The naira strengthened across segments of the foreign exchange (FX) market on Monday despite a decline in weekly FX inflows at the official window.

Data published by the Central Bank of Nigeria (CBN) showed that at the Nigerian Foreign Exchange Market (NFEM), the naira appreciated marginally by N1.54, with the dollar quoted at N1,429.30 on Monday, compared with N1,430.84 on Friday, the first trading day of the year.

In the parallel market, also known as the black market, the local currency also recorded gains, appreciating by 0.7 percent or N10 to close at N1,490 per dollar on Monday, from N1,500 on Friday.
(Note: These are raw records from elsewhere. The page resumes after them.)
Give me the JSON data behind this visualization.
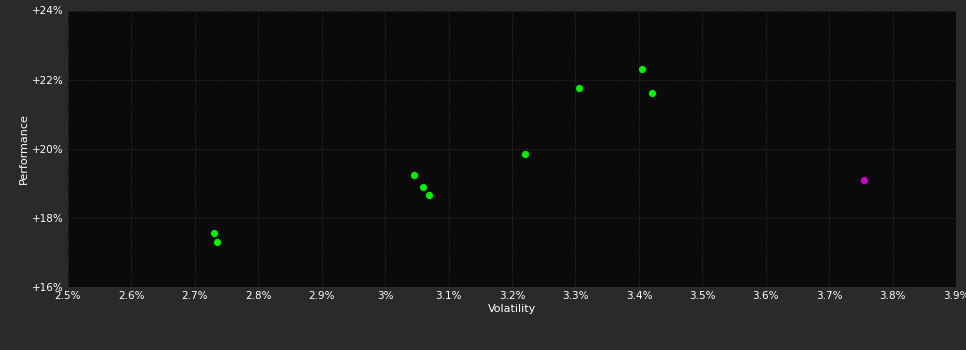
{
  "green_points": [
    [
      2.73,
      17.55
    ],
    [
      2.735,
      17.3
    ],
    [
      3.045,
      19.25
    ],
    [
      3.06,
      18.88
    ],
    [
      3.07,
      18.65
    ],
    [
      3.22,
      19.85
    ],
    [
      3.305,
      21.75
    ],
    [
      3.405,
      22.3
    ],
    [
      3.42,
      21.6
    ]
  ],
  "magenta_points": [
    [
      3.755,
      19.1
    ]
  ],
  "x_min": 2.5,
  "x_max": 3.9,
  "y_min": 16.0,
  "y_max": 24.0,
  "x_ticks": [
    2.5,
    2.6,
    2.7,
    2.8,
    2.9,
    3.0,
    3.1,
    3.2,
    3.3,
    3.4,
    3.5,
    3.6,
    3.7,
    3.8,
    3.9
  ],
  "y_ticks": [
    16,
    18,
    20,
    22,
    24
  ],
  "xlabel": "Volatility",
  "ylabel": "Performance",
  "outer_bg_color": "#2a2a2a",
  "plot_bg_color": "#0a0a0a",
  "grid_color": "#3a3a3a",
  "text_color": "#ffffff",
  "green_color": "#00ee00",
  "magenta_color": "#cc00cc",
  "marker_size": 18
}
Despite the gains in the naira, FX inflows into the NFEM window declined by 20.67 percent week on week to $593.70 million from $748.40 million in the previous week, according to a weekly report by Coronation Merchant Bank. The slowdown was attributed to softer market activity at the start of the year, alongside reduced participation from offshore investors.
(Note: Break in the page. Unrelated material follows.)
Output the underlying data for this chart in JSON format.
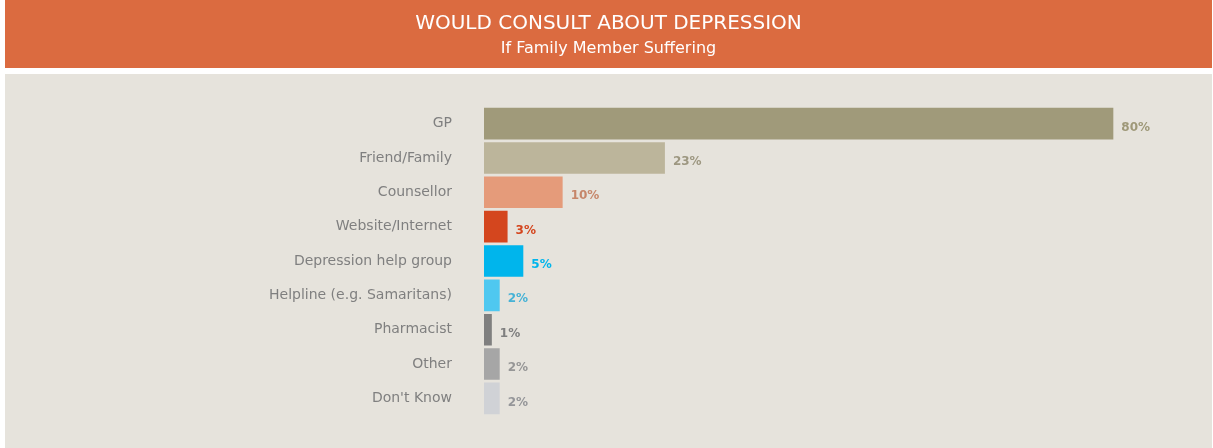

Local sources remained the dominant contributors to FX inflow, accounting for 82.95 percent of total inflows. These were led by individuals, who contributed $165.1 million, followed by the CBN with $128.00 million and exporters and importers with $115.6 million.

On the external front, FX inflow weakened further, contributing just 17.05 percent of total inflows. Foreign portfolio investments declined sharply by 72.91 percent week on week to $46.00 million from $169.8 million in the prior week, while foreign direct investments fell by 81.87 percent to $7.00 million from $38.60 million previously.
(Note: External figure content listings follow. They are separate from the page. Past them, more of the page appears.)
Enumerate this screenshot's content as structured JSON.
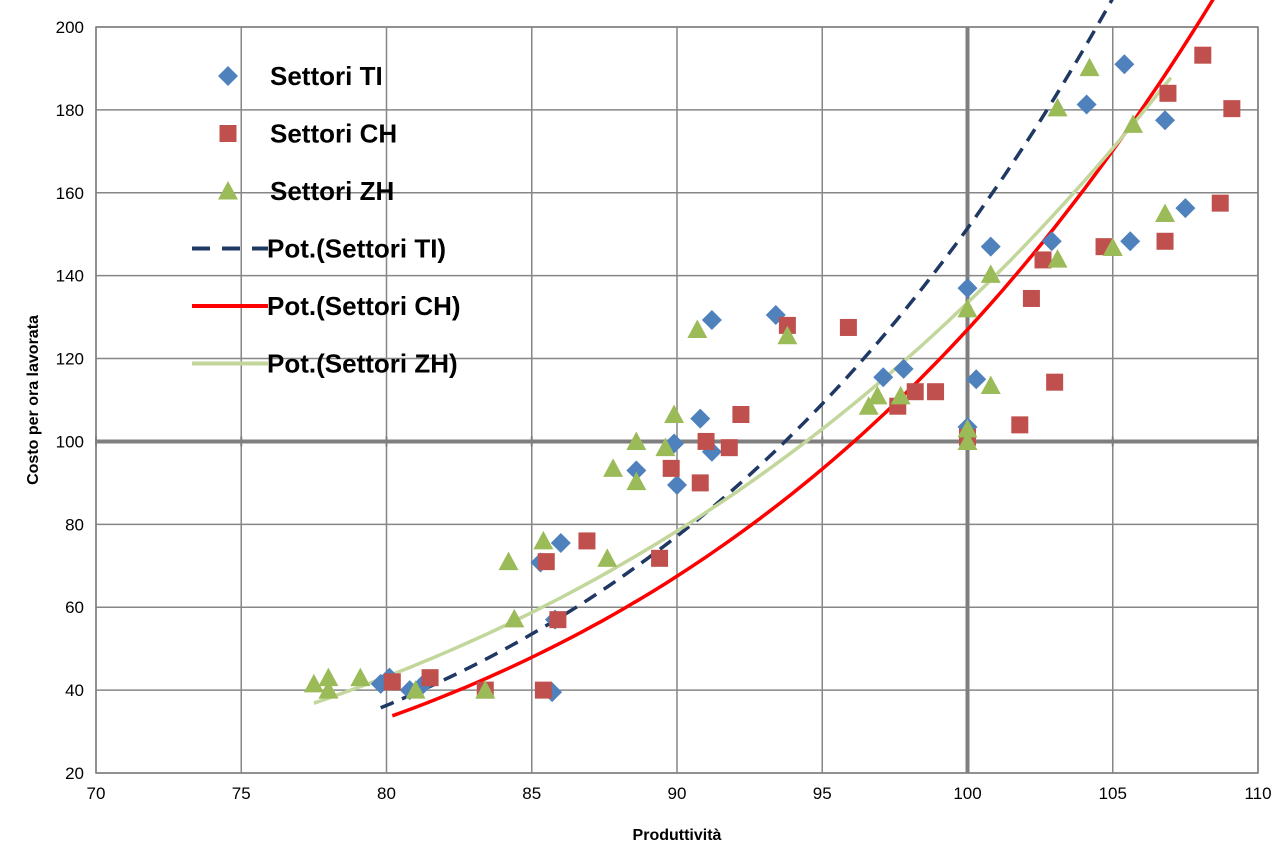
{
  "chart_data": {
    "type": "scatter",
    "title": "",
    "xlabel": "Produttività",
    "ylabel": "Costo per ora lavorata",
    "xlim": [
      70,
      110
    ],
    "ylim": [
      20,
      200
    ],
    "xticks": [
      70,
      75,
      80,
      85,
      90,
      95,
      100,
      105,
      110
    ],
    "yticks": [
      20,
      40,
      60,
      80,
      100,
      120,
      140,
      160,
      180,
      200
    ],
    "grid": true,
    "reference_lines": {
      "x": 100,
      "y": 100
    },
    "legend_position": "top-left",
    "series": [
      {
        "name": "Settori TI",
        "marker": "diamond",
        "color": "#4F81BD",
        "points": [
          [
            79.8,
            41.5
          ],
          [
            80.1,
            43
          ],
          [
            80.8,
            40
          ],
          [
            81.2,
            41
          ],
          [
            85.3,
            70.8
          ],
          [
            86,
            75.5
          ],
          [
            85.8,
            57
          ],
          [
            85.7,
            39.5
          ],
          [
            88.6,
            93
          ],
          [
            89.9,
            99.5
          ],
          [
            90,
            89.5
          ],
          [
            90.8,
            105.5
          ],
          [
            91.2,
            129.3
          ],
          [
            91.2,
            97.5
          ],
          [
            93.4,
            130.5
          ],
          [
            97.1,
            115.5
          ],
          [
            97.8,
            117.5
          ],
          [
            100,
            137
          ],
          [
            100,
            103.5
          ],
          [
            100.3,
            115
          ],
          [
            100.8,
            147
          ],
          [
            102.9,
            148.3
          ],
          [
            104.1,
            181.3
          ],
          [
            105.4,
            191
          ],
          [
            105.6,
            148.3
          ],
          [
            106.8,
            177.5
          ],
          [
            107.5,
            156.3
          ]
        ]
      },
      {
        "name": "Settori CH",
        "marker": "square",
        "color": "#C0504D",
        "points": [
          [
            80.2,
            42
          ],
          [
            81.5,
            43
          ],
          [
            83.4,
            40
          ],
          [
            85.4,
            40
          ],
          [
            85.5,
            71
          ],
          [
            85.9,
            57
          ],
          [
            86.9,
            76
          ],
          [
            89.4,
            71.8
          ],
          [
            89.8,
            93.5
          ],
          [
            90.8,
            90
          ],
          [
            91,
            100
          ],
          [
            91.8,
            98.5
          ],
          [
            92.2,
            106.5
          ],
          [
            93.8,
            128
          ],
          [
            95.9,
            127.5
          ],
          [
            97.6,
            108.5
          ],
          [
            98.2,
            112
          ],
          [
            98.9,
            112
          ],
          [
            100,
            101
          ],
          [
            101.8,
            104
          ],
          [
            102.2,
            134.5
          ],
          [
            102.6,
            143.8
          ],
          [
            103,
            114.3
          ],
          [
            104.7,
            147
          ],
          [
            106.8,
            148.3
          ],
          [
            106.9,
            184
          ],
          [
            108.1,
            193.2
          ],
          [
            108.7,
            157.5
          ],
          [
            109.1,
            180.3
          ]
        ]
      },
      {
        "name": "Settori ZH",
        "marker": "triangle",
        "color": "#9BBB59",
        "points": [
          [
            77.5,
            41.5
          ],
          [
            78,
            43
          ],
          [
            78,
            40
          ],
          [
            79.1,
            43
          ],
          [
            81,
            40
          ],
          [
            83.4,
            40
          ],
          [
            84.2,
            71
          ],
          [
            84.4,
            57.2
          ],
          [
            85.4,
            76
          ],
          [
            87.6,
            71.8
          ],
          [
            87.8,
            93.5
          ],
          [
            88.6,
            100
          ],
          [
            88.6,
            90.3
          ],
          [
            89.6,
            98.5
          ],
          [
            89.9,
            106.5
          ],
          [
            90.7,
            127
          ],
          [
            93.8,
            125.5
          ],
          [
            96.6,
            108.5
          ],
          [
            96.9,
            111
          ],
          [
            97.7,
            111
          ],
          [
            100,
            100
          ],
          [
            100,
            103
          ],
          [
            100,
            132
          ],
          [
            100.8,
            113.5
          ],
          [
            100.8,
            140.3
          ],
          [
            103.1,
            144
          ],
          [
            103.1,
            180.5
          ],
          [
            104.2,
            190.2
          ],
          [
            105,
            146.8
          ],
          [
            105.7,
            176.5
          ],
          [
            106.8,
            155
          ]
        ]
      }
    ],
    "trendlines": [
      {
        "name": "Pot.(Settori TI)",
        "kind": "power",
        "of_series": "Settori TI",
        "color": "#1F3864",
        "style": "dashed",
        "x_range": [
          79.8,
          107.1
        ],
        "coef": 2.4e-11,
        "exp": 6.4
      },
      {
        "name": "Pot.(Settori CH)",
        "kind": "power",
        "of_series": "Settori CH",
        "color": "#FF0000",
        "style": "solid",
        "x_range": [
          80.2,
          109.1
        ],
        "coef": 1.27e-10,
        "exp": 6.0
      },
      {
        "name": "Pot.(Settori ZH)",
        "kind": "power",
        "of_series": "Settori ZH",
        "color": "#C3D69B",
        "style": "solid",
        "x_range": [
          77.5,
          107.0
        ],
        "coef": 1.06e-08,
        "exp": 5.05
      }
    ]
  }
}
Meanwhile, the CBN’s gross external reserves edged up by 0.58 percent, rising by $264.56 million at the start of the year to $45.50 billion, and increasing further to $45.56 billion as of January 2, 2025.

Analysts at Coronation Research said that in the near term, the naira is expected to trade within a relatively stable range at the official window, supported by CBN intervention and a seasonal easing of FX demand following year-end pressures.